Analysis: Kaine, Bennet public option health plan

May 15, 2019 4:07 pm

Senators Tim Kaine of Virginia and Michael Bennet of Colorado released an updated draft of their “Medicare X” legislation. The Congressional Quarterly is reporting that the bill would “offer a public option insurance plan run through Medicare and offered on the exchanges set up under the 2010 law beginning in 2021. The plan would launch in regions with one or no commercial insurance plans offered on the exchange, expanding to all areas of the country and the exchange for small businesses by 2025, according to a summary. The plan also seeks to use savings from the public option to increase affordability for all exchange enrollees, including by setting a cap of 13 percent of one’s income on premiums for exchange plans. The plan would be run based on the Medicare fee schedule and would cover the essential health benefits required for other exchange plans. The Health and Human Services secretary could opt to reimburse hospitals and providers in rural areas up to 125 percent of Medicare rates. Consumers eligible for tax credits and cost-sharing under the health care law could apply that financial assistance to the public plan. Premiums for the public plan would be set to cover the full actuarial cost of the plan, including administrative costs. The Centers for Medicare and Medicaid Services, which would administer the plan, would be responsible for setting premiums, as well as deductibles and cost-sharing.” 

Takeaway

Provided Republicans hold a chamber of Congress and/or the White House, any version of “Medicare for All’ is a non-starter. While the prospects for some version of Medicare for All improve if the Dems sweep Congressional elections and take the White House in 2020, it’s marginal improvement at best absent some macroeconomic shock.
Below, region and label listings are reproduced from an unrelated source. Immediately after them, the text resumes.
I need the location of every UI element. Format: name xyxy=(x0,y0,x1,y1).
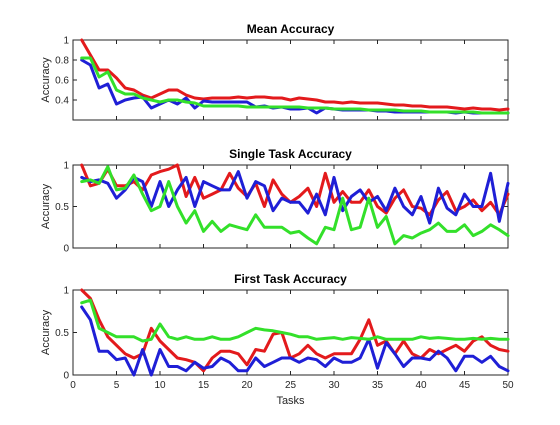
x-tick-label: 0 xyxy=(70,380,76,391)
y-tick-label: 0 xyxy=(63,371,69,382)
x-tick-label: 25 xyxy=(285,380,297,391)
subplot-2: Single Task Accuracy Accuracy 0 0.5 1 xyxy=(40,147,510,255)
y-tick-label: 1 xyxy=(63,286,69,297)
y-axis-label: Accuracy xyxy=(40,57,52,103)
y-tick-label: 0.4 xyxy=(55,96,69,107)
axes-box xyxy=(72,164,509,249)
chart-title: First Task Accuracy xyxy=(234,272,347,286)
y-tick-label: 0.8 xyxy=(55,56,69,67)
y-tick-label: 1 xyxy=(63,161,69,172)
x-tick-label: 5 xyxy=(114,380,120,391)
x-tick-label: 35 xyxy=(372,380,384,391)
series-line-1 xyxy=(80,38,510,112)
x-tick-label: 40 xyxy=(415,380,427,391)
chart-title: Mean Accuracy xyxy=(247,22,335,36)
y-tick-label: 1 xyxy=(63,36,69,47)
y-tick-label: 0.5 xyxy=(55,328,69,339)
x-tick-label: 10 xyxy=(154,380,166,391)
y-axis-label: Accuracy xyxy=(40,309,52,355)
chart-title: Single Task Accuracy xyxy=(229,147,352,161)
subplot-1: Mean Accuracy Accuracy 0.4 0.6 0.8 1 xyxy=(40,22,510,121)
x-tick-label: 30 xyxy=(328,380,340,391)
series-line-1 xyxy=(80,163,510,217)
y-tick-label: 0 xyxy=(63,244,69,255)
y-tick-label: 0.5 xyxy=(55,202,69,213)
y-tick-label: 0.6 xyxy=(55,76,69,87)
series-line-3 xyxy=(80,298,510,343)
series-line-3 xyxy=(80,56,510,115)
series-line-2 xyxy=(80,170,510,225)
x-tick-label: 20 xyxy=(241,380,253,391)
x-tick-label: 15 xyxy=(198,380,210,391)
x-tick-label: 45 xyxy=(459,380,471,391)
series-line-3 xyxy=(80,165,510,246)
x-tick-label: 50 xyxy=(502,380,514,391)
x-axis-label: Tasks xyxy=(276,395,305,407)
y-axis-label: Accuracy xyxy=(40,183,52,229)
series-line-2 xyxy=(80,305,510,377)
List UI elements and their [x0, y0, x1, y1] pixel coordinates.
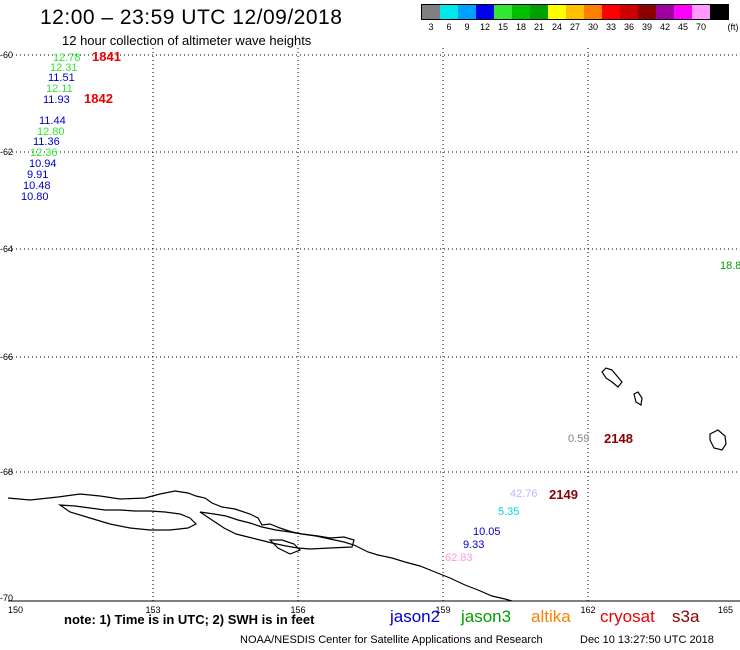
scale-swatch — [530, 5, 548, 19]
wave-height-value: 12.80 — [37, 126, 65, 138]
pass-time-label: 2148 — [604, 431, 633, 446]
antarctic-coastline — [7, 367, 727, 602]
latitude-label: -68 — [0, 467, 13, 477]
scale-swatch — [440, 5, 458, 19]
wave-height-value: 12.11 — [46, 83, 73, 95]
scale-swatch — [602, 5, 620, 19]
pass-time-label: 1841 — [92, 49, 121, 64]
scale-swatch — [674, 5, 692, 19]
wave-height-value: 42.76 — [510, 488, 538, 500]
satellite-legend-item: jason3 — [461, 607, 512, 626]
scale-label: 45 — [677, 22, 689, 32]
scale-label: 18 — [515, 22, 527, 32]
scale-label: 39 — [641, 22, 653, 32]
latitude-label: -60 — [0, 50, 13, 60]
scale-label: 42 — [659, 22, 671, 32]
wave-height-value: 11.51 — [48, 72, 75, 84]
scale-swatch — [422, 5, 440, 19]
scale-label: 30 — [587, 22, 599, 32]
satellite-legend-item: altika — [531, 607, 571, 626]
wave-height-value: 11.44 — [39, 115, 66, 127]
scale-label: 6 — [446, 22, 452, 32]
color-scale-legend: 3 6 9 12 15 18 21 24 27 30 33 36 39 42 45 70 (ft) — [421, 4, 739, 32]
scale-swatch — [548, 5, 566, 19]
wave-height-value: 10.05 — [473, 526, 501, 538]
wave-height-value: 18.8 — [720, 260, 740, 272]
scale-label: 24 — [551, 22, 563, 32]
scale-swatch — [458, 5, 476, 19]
scale-swatch — [710, 5, 728, 19]
wave-height-value: 10.94 — [29, 158, 57, 170]
longitude-label: 159 — [435, 605, 450, 615]
wave-height-value: 12.31 — [50, 62, 78, 74]
longitude-label: 150 — [8, 605, 23, 615]
wave-height-value: 5.35 — [498, 506, 520, 518]
scale-swatch — [692, 5, 710, 19]
scale-swatch — [512, 5, 530, 19]
scale-label: 3 — [428, 22, 434, 32]
latitude-label: -62 — [0, 147, 13, 157]
scale-label: 36 — [623, 22, 635, 32]
scale-label: 21 — [533, 22, 545, 32]
generation-timestamp: Dec 10 13:27:50 UTC 2018 — [580, 634, 714, 646]
longitude-label: 165 — [718, 605, 733, 615]
scale-unit: (ft) — [727, 22, 739, 32]
longitude-label: 153 — [145, 605, 160, 615]
latitude-label: -70 — [0, 593, 13, 603]
chart-title: 12:00 – 23:59 UTC 12/09/2018 — [40, 6, 343, 29]
wave-height-value: 0.59 — [568, 433, 590, 445]
scale-label: 70 — [695, 22, 707, 32]
pass-time-label: 1842 — [84, 91, 113, 106]
scale-label: 9 — [464, 22, 470, 32]
wave-height-value: 11.93 — [43, 94, 70, 106]
scale-swatch — [566, 5, 584, 19]
wave-height-value: 10.48 — [23, 180, 51, 192]
map-axis-labels: -60 -62 -64 -66 -68 -70 150 153 156 159 162 165 — [0, 50, 733, 615]
longitude-label: 162 — [580, 605, 595, 615]
scale-label: 33 — [605, 22, 617, 32]
lat-lon-grid — [8, 48, 740, 601]
wave-height-value: 9.33 — [463, 539, 485, 551]
scale-swatch — [476, 5, 494, 19]
footer-note: note: 1) Time is in UTC; 2) SWH is in fe… — [64, 612, 315, 627]
pass-time-label: 2149 — [549, 487, 578, 502]
satellite-legend-item: jason2 — [390, 607, 441, 626]
wave-height-value: 9.91 — [27, 169, 49, 181]
scale-label: 15 — [497, 22, 509, 32]
scale-swatch — [638, 5, 656, 19]
longitude-label: 156 — [290, 605, 305, 615]
wave-height-value: 10.80 — [21, 191, 49, 203]
scale-swatch — [494, 5, 512, 19]
scale-swatch — [620, 5, 638, 19]
wave-height-value: 62.83 — [445, 552, 473, 564]
satellite-legend-item: s3a — [672, 607, 700, 626]
chart-subtitle: 12 hour collection of altimeter wave hei… — [62, 33, 312, 48]
latitude-label: -66 — [0, 352, 13, 362]
scale-label: 27 — [569, 22, 581, 32]
wave-height-value: 12.36 — [30, 147, 58, 159]
credit-line: NOAA/NESDIS Center for Satellite Applica… — [240, 634, 543, 646]
scale-swatch — [656, 5, 674, 19]
scale-swatch — [584, 5, 602, 19]
scale-label: 12 — [479, 22, 491, 32]
wave-height-value: 12.78 — [53, 52, 81, 64]
wave-height-value: 11.36 — [33, 136, 60, 148]
satellite-legend-item: cryosat — [600, 607, 655, 626]
latitude-label: -64 — [0, 244, 13, 254]
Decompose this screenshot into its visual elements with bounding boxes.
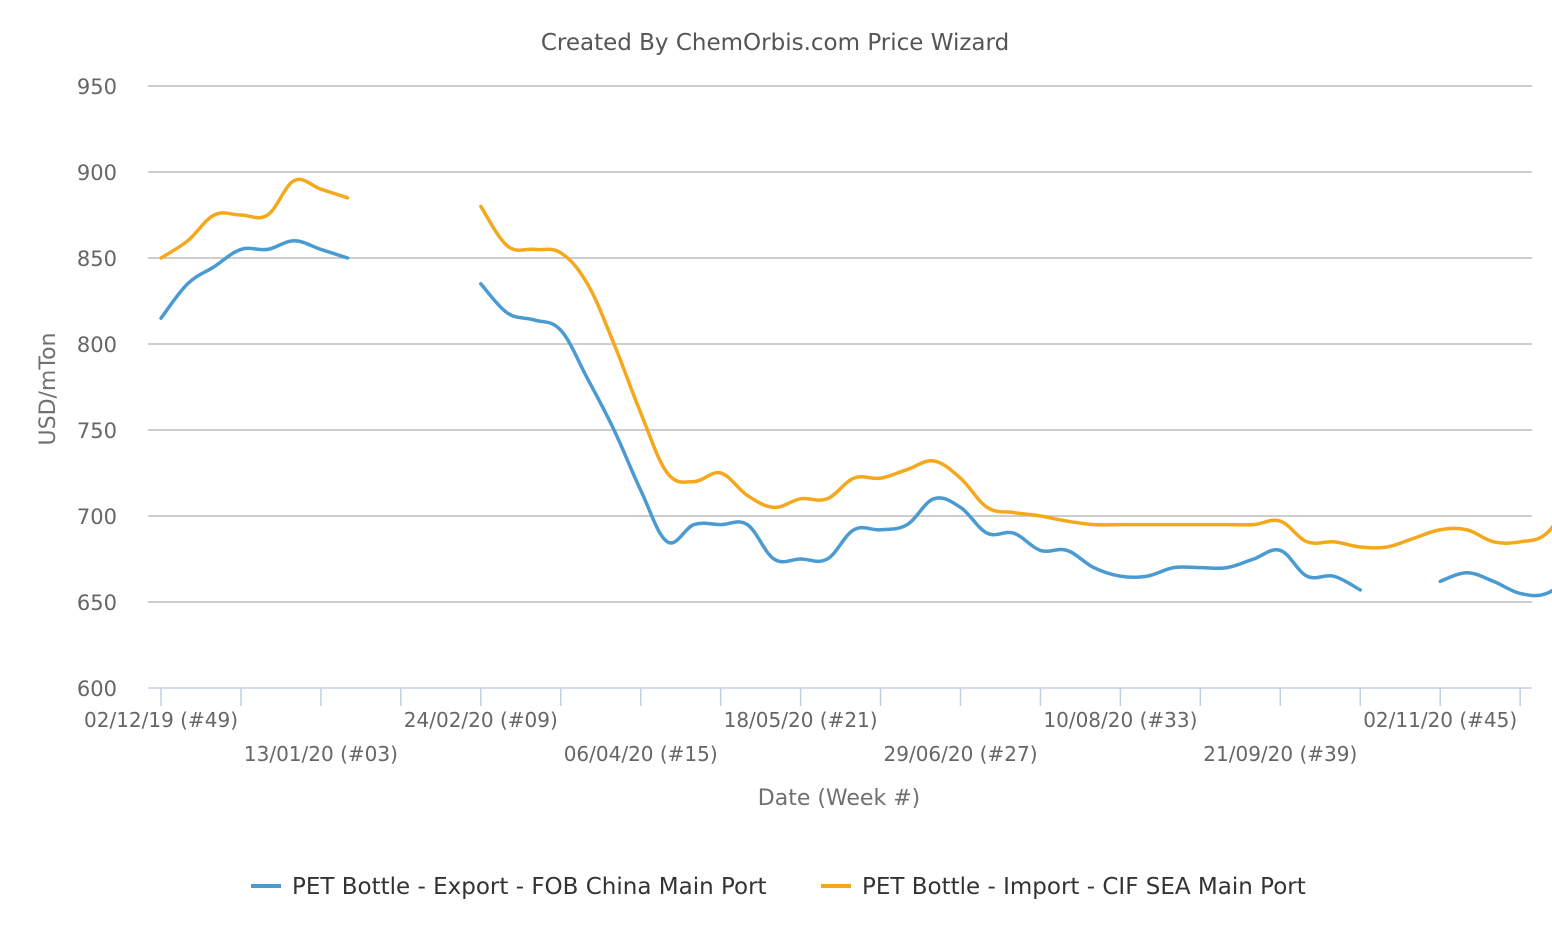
x-tick-label: 24/02/20 (#09) [404,708,558,732]
x-axis: 02/12/19 (#49)13/01/20 (#03)24/02/20 (#0… [84,687,1532,766]
x-tick-label: 29/06/20 (#27) [884,742,1038,766]
y-tick-label: 850 [77,247,117,271]
y-axis-title: USD/mTon [36,333,61,446]
series-line-1[interactable] [159,177,350,260]
legend-label-export: PET Bottle - Export - FOB China Main Por… [292,874,767,900]
series-line-0[interactable] [1438,547,1552,598]
series-line-1[interactable] [479,204,1552,550]
y-axis-ticks: 600 650 700 750 800 850 900 950 [77,75,117,701]
series-lines [159,177,1552,598]
x-tick-label: 18/05/20 (#21) [724,708,878,732]
y-tick-label: 700 [77,505,117,529]
y-tick-label: 950 [77,75,117,99]
legend-item-import[interactable]: PET Bottle - Import - CIF SEA Main Port [821,874,1306,900]
y-tick-label: 800 [77,333,117,357]
x-tick-label: 21/09/20 (#39) [1203,742,1357,766]
x-axis-title: Date (Week #) [758,786,920,811]
x-tick-label: 06/04/20 (#15) [564,742,718,766]
chart-title: Created By ChemOrbis.com Price Wizard [541,30,1009,56]
x-tick-label: 02/11/20 (#45) [1363,708,1517,732]
series-line-0[interactable] [479,282,1362,592]
y-tick-label: 600 [77,677,117,701]
legend-item-export[interactable]: PET Bottle - Export - FOB China Main Por… [251,874,767,900]
y-tick-label: 750 [77,419,117,443]
x-tick-label: 10/08/20 (#33) [1043,708,1197,732]
series-line-0[interactable] [159,239,350,320]
x-tick-label: 02/12/19 (#49) [84,708,238,732]
x-tick-label: 13/01/20 (#03) [244,742,398,766]
grid-lines [148,85,1532,603]
y-tick-label: 650 [77,591,117,615]
y-tick-label: 900 [77,161,117,185]
legend-label-import: PET Bottle - Import - CIF SEA Main Port [862,874,1306,900]
legend: PET Bottle - Export - FOB China Main Por… [251,874,1306,900]
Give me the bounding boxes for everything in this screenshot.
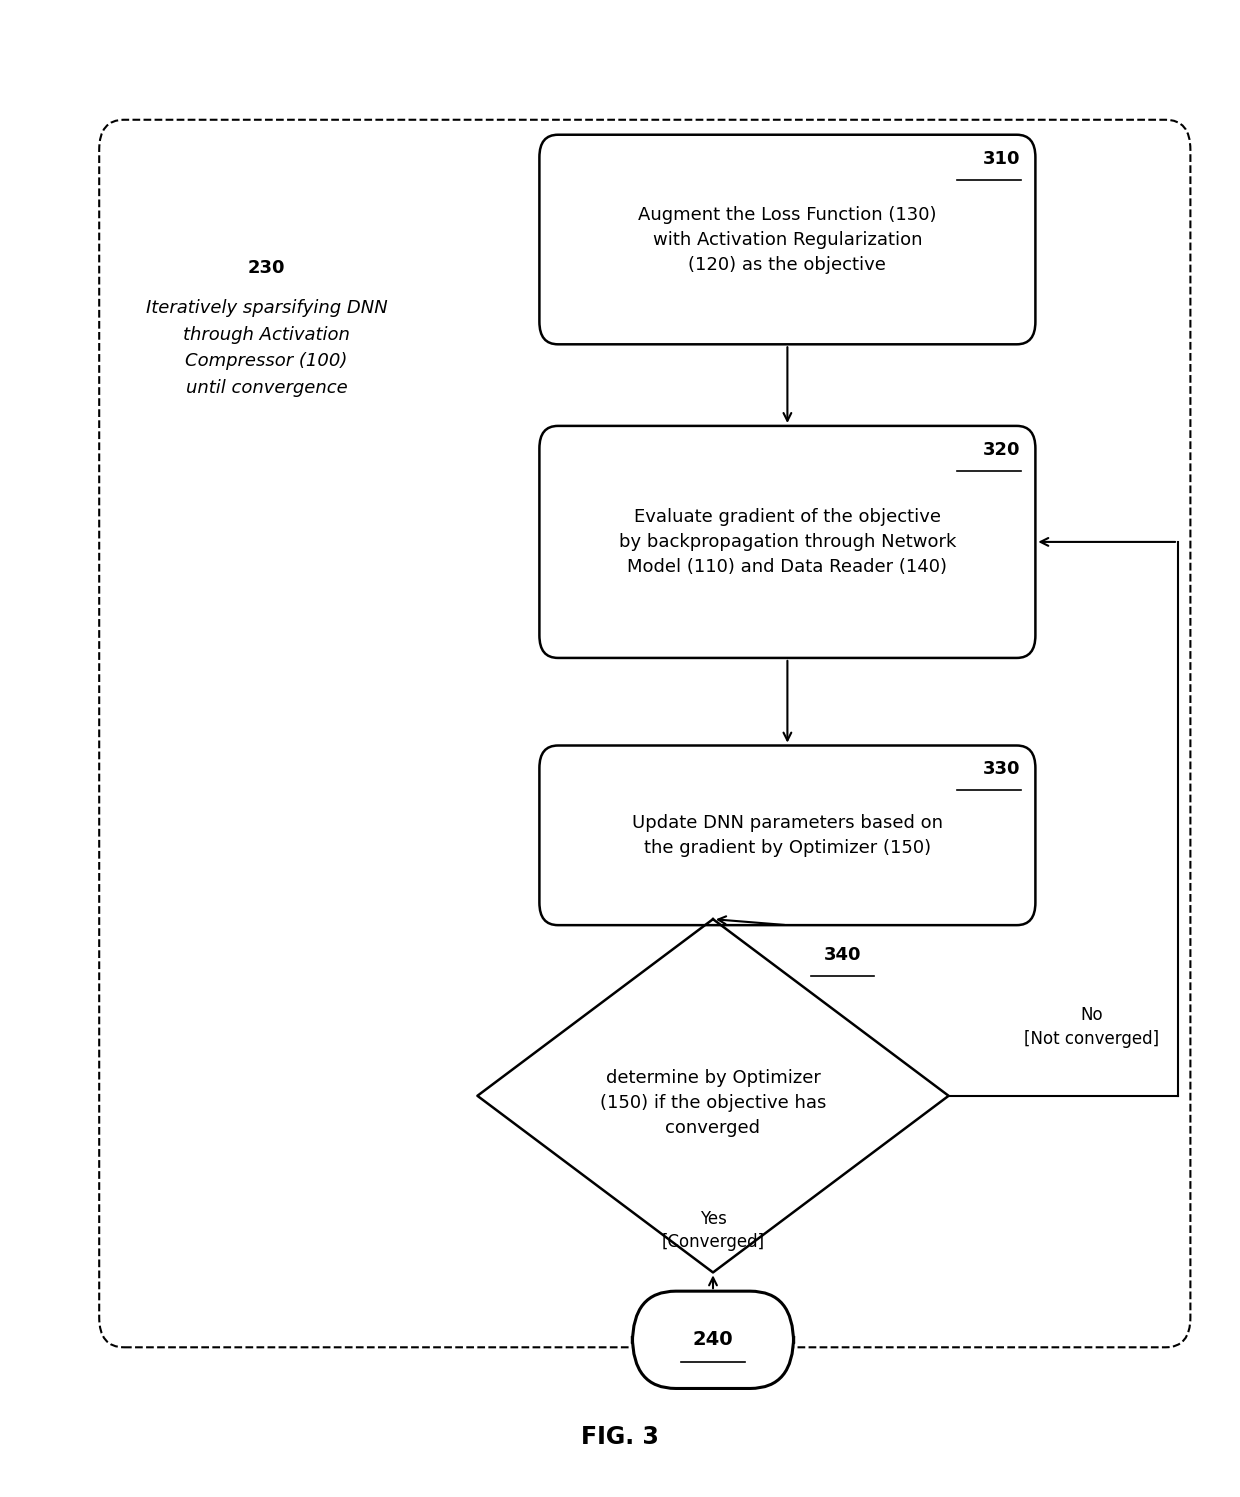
Text: 230: 230 — [248, 259, 285, 277]
Text: 340: 340 — [823, 946, 862, 964]
Text: No
[Not converged]: No [Not converged] — [1024, 1006, 1158, 1048]
Text: Iteratively sparsifying DNN
through Activation
Compressor (100)
until convergenc: Iteratively sparsifying DNN through Acti… — [146, 299, 387, 397]
Text: Augment the Loss Function (130)
with Activation Regularization
(120) as the obje: Augment the Loss Function (130) with Act… — [639, 205, 936, 274]
Text: Update DNN parameters based on
the gradient by Optimizer (150): Update DNN parameters based on the gradi… — [632, 814, 942, 856]
Text: 330: 330 — [983, 760, 1021, 778]
FancyBboxPatch shape — [632, 1290, 794, 1389]
Text: 240: 240 — [693, 1331, 733, 1349]
FancyBboxPatch shape — [539, 746, 1035, 925]
Text: FIG. 3: FIG. 3 — [582, 1425, 658, 1449]
FancyBboxPatch shape — [539, 425, 1035, 659]
Text: 310: 310 — [983, 150, 1021, 168]
FancyBboxPatch shape — [539, 135, 1035, 344]
Text: 320: 320 — [983, 440, 1021, 460]
Text: determine by Optimizer
(150) if the objective has
converged: determine by Optimizer (150) if the obje… — [600, 1069, 826, 1138]
Text: Yes
[Converged]: Yes [Converged] — [661, 1210, 765, 1251]
Text: Evaluate gradient of the objective
by backpropagation through Network
Model (110: Evaluate gradient of the objective by ba… — [619, 507, 956, 576]
FancyBboxPatch shape — [99, 120, 1190, 1347]
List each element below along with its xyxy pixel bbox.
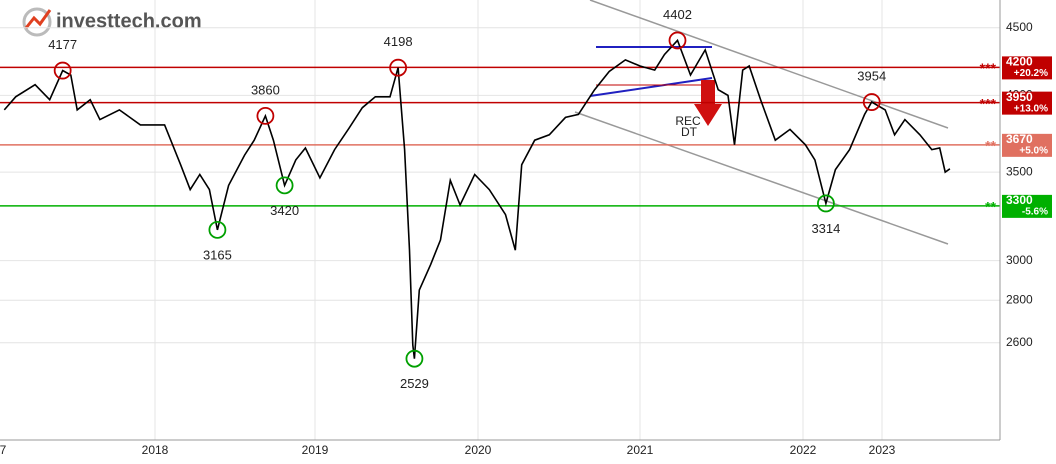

While the 2020 senatorial map favors the Dems in numbers of seats up this cycle, it’s hard to see any plausible scenario where they win a 60 vote super-majority. With far less than 60 votes (51 or 52 Senate seats, best case scenario, according to “Sabato’s Crystal Ball”), they could still pass this or similar legislation under reconciliation. However, according to the Washington Post, moderate Dem’s unease with Medicare for All coupled with relatively recent memories of the losses sustained after the passage of the Affordable Care Act still make passage unlikely due to electoral fall out. Longer term, as cost growth continues to price middle class families out of coverage and access to care, support for some version of Medicare for All will grow and likely reach a political tipping point where it becomes orthodoxy in the next 10 years. It’s certainly already come a lot further as a political concept than I would have anticipated in the last three or four years. When it hits that tipping point, legislation like the Kaine/Bennet bill will be the entry point of Medicare expansion to the general population. Even if it starts as a buy-in option, it will likely compress rates as health plans are either forced to reduce payments to providers or lose market share to the public option plan.